The same applies to the forest in Rania Attieh and Daniel Garcia’s H., whose characters are also seeking shelter under its shade, trying to escape from a place covered by entropy: Troy, New York, which seems about to share the fate of the eponymous city of Homer.

This topic of a clash between nature and civilisation, in the most visually exquisite and metaphorical film of the festival, Embrace of the Serpent (El abrazo de la serpiente) by Ciro Guerra (given a Special Mention by the International ?ompetition Jury), is revealed as an appeal to one of the central themes of art: our search for Paradise Lost, a search for God that becomes the more desperate the deeper we dive into the heart of darkness.

The winner of the Grand Prix of the festival, which is awarded according to the results of audience voting, and the Jury Prize for Best Director, was Mustang by Deniz Gamze Ergüven, about schoolgirls who are kept as victims of domestic imprisonment for their behavior, considered dissolute from the point of view of their fellow villagers.

Being a fortuitous combination of artistic skill and entertaining story, to produce a poetic, beautifully filmed tale, Mustang can be considered quite appropriately to belong to the old concept of “art mainstream”. The preposterous harassment that the girls have to endure from their relatives is convenient to consider as an example of the absurd injustice towards women in a number of Eastern countries. But for many Ukrainian citizens, it would be useful to learn the lesson contained in this picture: that a brutal imposition of family values can only destroy families or turn them into a shelter for violence and hypocrisy.

The International Competition Jury (as well as the National Competition Jury) named as Best Picture Eva Neymann’s Song of Songs (Pesn pesney), an adaptation of the novel by Sholem Aleichem. Although, according to its plot, the movie is a chamber love story, Song of Songs is, like many movies of the 6th OIFF, filled with foreboding of approaching historical disaster. Song of Songs recreates, returns to us at least on the screen, the destroyed, forgotten, forever lost world of the Jewish towns of Ukraine and the beauty and charm of their life, manners and characters. Neymann’s picture often resembles a revival of a museum exhibition, which even more sharpens the sense of loss that is caused by watching. Because the space in which the action unfolds is a shtetl circa 1905, it is for us a museum of lost images, especially literary, familiar to us from the books of Sholem Aleichem, Isaac Bashevis Singer and Bruno Schulz. These images sometimes appear like volumetric paintings whose characters are engrossed in some business or frozen in expressive poses, like ghosts, visiting us from the realm of the dead like unsteady, fragile memories.
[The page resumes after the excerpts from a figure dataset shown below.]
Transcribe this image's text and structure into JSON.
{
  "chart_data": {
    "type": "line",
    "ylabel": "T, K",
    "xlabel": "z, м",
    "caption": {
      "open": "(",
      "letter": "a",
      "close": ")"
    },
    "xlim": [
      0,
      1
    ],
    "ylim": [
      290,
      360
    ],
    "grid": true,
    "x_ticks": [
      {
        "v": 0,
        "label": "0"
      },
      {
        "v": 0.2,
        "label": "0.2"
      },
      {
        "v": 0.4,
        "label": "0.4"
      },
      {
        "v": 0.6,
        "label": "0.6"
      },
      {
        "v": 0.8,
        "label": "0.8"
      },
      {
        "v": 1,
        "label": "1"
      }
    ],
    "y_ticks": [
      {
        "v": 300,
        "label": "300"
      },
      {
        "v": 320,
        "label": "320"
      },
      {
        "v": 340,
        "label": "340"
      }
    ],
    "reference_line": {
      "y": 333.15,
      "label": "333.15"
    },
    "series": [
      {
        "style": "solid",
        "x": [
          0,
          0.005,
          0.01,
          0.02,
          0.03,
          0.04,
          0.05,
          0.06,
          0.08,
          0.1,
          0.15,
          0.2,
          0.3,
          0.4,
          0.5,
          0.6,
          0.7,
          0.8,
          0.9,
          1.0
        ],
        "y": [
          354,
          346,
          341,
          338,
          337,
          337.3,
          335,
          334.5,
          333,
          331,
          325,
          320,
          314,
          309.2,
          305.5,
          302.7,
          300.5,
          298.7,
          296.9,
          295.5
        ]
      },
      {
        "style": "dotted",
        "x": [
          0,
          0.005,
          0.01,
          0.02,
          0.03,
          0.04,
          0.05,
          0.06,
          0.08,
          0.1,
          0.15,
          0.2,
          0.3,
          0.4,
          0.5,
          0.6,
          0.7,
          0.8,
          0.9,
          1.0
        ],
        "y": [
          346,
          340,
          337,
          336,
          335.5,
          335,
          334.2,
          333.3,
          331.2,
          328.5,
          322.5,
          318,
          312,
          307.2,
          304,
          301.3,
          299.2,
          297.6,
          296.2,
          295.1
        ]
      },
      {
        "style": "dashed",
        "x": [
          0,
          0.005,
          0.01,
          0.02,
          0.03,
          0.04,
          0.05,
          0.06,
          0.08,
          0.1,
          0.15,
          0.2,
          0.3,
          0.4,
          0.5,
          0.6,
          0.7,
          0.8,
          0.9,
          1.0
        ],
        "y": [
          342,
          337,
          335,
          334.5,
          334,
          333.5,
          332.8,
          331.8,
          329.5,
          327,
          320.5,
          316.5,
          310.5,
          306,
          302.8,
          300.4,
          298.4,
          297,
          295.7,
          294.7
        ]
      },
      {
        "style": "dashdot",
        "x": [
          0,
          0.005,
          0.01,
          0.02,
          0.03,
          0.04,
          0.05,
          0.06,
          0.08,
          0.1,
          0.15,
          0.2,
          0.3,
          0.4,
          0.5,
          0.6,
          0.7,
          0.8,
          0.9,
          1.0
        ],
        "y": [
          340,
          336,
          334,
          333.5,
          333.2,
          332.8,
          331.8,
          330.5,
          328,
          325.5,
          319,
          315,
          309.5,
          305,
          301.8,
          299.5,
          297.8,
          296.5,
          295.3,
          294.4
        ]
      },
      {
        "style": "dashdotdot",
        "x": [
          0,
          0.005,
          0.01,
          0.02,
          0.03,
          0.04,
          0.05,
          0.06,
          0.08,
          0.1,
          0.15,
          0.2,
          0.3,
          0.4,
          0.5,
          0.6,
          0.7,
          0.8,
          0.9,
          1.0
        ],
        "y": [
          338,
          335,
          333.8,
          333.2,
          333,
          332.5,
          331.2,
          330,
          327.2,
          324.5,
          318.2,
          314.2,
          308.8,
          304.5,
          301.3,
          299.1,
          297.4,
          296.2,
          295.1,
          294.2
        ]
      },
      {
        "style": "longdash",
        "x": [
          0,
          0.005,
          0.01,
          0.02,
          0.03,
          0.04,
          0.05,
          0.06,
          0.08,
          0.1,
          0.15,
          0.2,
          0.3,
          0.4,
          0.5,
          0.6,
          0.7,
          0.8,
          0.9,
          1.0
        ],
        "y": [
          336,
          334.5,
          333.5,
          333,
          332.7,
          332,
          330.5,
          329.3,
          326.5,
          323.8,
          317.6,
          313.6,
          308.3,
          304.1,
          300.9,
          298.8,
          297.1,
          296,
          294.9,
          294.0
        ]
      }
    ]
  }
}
The plot of its literary source, a piercing love story of a boy and a girl, is not lost amongst these static pictures but interwoven with them, like a stream of love exclamations from Sholem Aleichem’s hero interwoven with passages from the Biblical “Song of Songs”. The doomed feelings of Shimek and Buzya rhyme with the doom of their entire world which, in less than half a century, will be razed to the ground. But the passion of young people, played out in the decorations of Jewish antiquities and expressed by words of the Eternal Book, testifies to the inevitability of revival and to the ultimate triumph of life and love.